Ultime adieu: des sanglots au silence

Par Catherine Ferland, docteure en histoire et auteure du livre 27 faits curieux sur la mort, d’hier à aujourd’hui
Que ce soit individuellement ou collectivement, les personnes endeuillées expriment de diverses manières le bouleversement intérieur et la peine suscités par le décès d’un proche. Ce chagrin peut se manifester bruyamment par des sanglots, des lamentations et des cris, voire des hurlements… ou, au contraire, par leur absence totale. 


Si l’intensité et le volume varient beaucoup selon les époques et les contextes culturels, il n’en demeure pas moins que gémir et crier sont des façons universelles de réagir à la mort.
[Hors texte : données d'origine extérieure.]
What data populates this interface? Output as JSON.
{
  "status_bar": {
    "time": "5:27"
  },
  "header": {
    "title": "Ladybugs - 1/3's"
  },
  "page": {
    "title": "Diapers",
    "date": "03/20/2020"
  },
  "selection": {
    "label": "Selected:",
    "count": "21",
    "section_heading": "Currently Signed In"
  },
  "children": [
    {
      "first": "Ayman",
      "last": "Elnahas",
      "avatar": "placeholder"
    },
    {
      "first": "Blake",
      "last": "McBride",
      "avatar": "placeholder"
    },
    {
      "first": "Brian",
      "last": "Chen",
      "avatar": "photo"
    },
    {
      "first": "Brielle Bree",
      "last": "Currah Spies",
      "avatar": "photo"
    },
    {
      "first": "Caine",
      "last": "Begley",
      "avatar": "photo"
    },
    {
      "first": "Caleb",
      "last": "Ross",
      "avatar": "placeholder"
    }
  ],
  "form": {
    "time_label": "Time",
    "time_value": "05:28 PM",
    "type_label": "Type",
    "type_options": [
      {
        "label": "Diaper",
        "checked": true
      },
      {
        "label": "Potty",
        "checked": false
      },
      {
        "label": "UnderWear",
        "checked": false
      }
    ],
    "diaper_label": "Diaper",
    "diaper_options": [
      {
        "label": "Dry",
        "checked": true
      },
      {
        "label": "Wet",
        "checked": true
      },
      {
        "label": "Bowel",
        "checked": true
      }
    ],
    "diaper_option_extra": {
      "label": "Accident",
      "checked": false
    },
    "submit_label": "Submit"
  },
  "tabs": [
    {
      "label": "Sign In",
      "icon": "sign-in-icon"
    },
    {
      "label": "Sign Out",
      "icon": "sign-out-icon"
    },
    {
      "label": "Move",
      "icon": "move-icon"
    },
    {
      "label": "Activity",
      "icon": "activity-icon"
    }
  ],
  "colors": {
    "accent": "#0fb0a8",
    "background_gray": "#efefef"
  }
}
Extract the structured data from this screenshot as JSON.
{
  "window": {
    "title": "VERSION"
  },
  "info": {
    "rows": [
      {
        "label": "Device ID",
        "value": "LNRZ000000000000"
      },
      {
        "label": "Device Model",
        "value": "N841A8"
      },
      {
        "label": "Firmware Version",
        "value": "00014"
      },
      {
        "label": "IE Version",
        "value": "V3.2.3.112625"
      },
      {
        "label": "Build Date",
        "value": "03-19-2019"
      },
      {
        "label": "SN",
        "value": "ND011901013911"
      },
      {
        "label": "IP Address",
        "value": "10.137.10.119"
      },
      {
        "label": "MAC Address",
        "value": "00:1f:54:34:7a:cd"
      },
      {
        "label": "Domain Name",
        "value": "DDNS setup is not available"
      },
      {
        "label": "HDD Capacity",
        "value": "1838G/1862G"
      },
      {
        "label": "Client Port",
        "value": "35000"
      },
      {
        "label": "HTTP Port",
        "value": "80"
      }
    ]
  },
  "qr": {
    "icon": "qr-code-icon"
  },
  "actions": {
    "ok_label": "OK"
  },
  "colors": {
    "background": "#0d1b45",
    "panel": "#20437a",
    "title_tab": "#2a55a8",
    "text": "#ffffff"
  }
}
En évacuant un trop-plein d’émotions, ces plaintes permettent de soulager l’endeuillé : sans être tari, le chagrin s’avère moins vif.

Pleureuses à gages

À ce besoin spontané et irrépressible de pleurer un proche se superposent les pleurs planifiés, codifiés et rémunérés des pleureuses professionnelles. Dans plusieurs cultures méditerranéennes, le recours aux pleureuses (très rarement des hommes) s’ancre dans une tradition plusieurs fois millénaire. Elles sont engagées pour exprimer de façon dramatique la douleur ressentie par la perte. Pendant quelques heures, voire toute une journée, elles poussent des cris perçants et se lamentent en se frappant la poitrine.

Embaucher des pleureuses relève probablement d’une préoccupation honorifique afin d’exprimer visiblement l’importance de la personne défunte. Dans certaines cultures où l’expression de soi est déconsidérée, les pleureuses peuvent aussi permettre d’extérioriser la douleur par procuration, à la place de la famille. Bien que cette profession soit en voie de disparition, on trouve encore des pleureuses professionnelles dans certaines régions rurales de la Chine et de l’Inde, en Côte d’Ivoire et dans quelques autres pays.

Un silence de mort 

Le silence est également l’une des expressions courantes du chagrin, susceptible d’intervenir à plusieurs moments du deuil. L’annonce même du décès peut plonger les proches dans une stupeur muette, la souffrance étant si insoutenable que la prostration devient le seul rempart! Cet abattement silencieux peut également suivre une épuisante séquence de larmes et de gémissements : n’ayant plus ni voix ni force pour pleurer, la personne endeuillée s’accorde cette sorte de répit hébété.

Le silence peut aussi refléter des croyances et des traditions culturelles. Par exemple, dans la religion juive, l’excès de pleurs témoigne d’un manque de foi en la justice divine. Les rabbins invitent les endeuillés à adopter une certaine retenue : après trois jours consacrés aux pleurs, ils doivent s’en remettre à Dieu et s’efforcer de retrouver la sérénité. Une attitude analogue est attendue du côté de l’Islam. Les pleurs sont permis, mais à la condition d’être silencieux. Il existe même un interdit touchant les lamentations, les cris et les plaintes. On considère que le défunt, même une fois inhumé, entend ces expressions de tristesse et que cela lui est néfaste. La résignation et la maîtrise de soi constituent l’idéal musulman en matière de deuil.

Enfin, l’absence de manifestations bruyantes peut signifier le respect. C’est la base même de la fameuse « minute de silence » de nombreuses cérémonies, où la suspension momentanée de toute distraction sonore permet une introspection collective afin de saluer la disparition d’une personnalité publique ou de marquer une tragédie collective.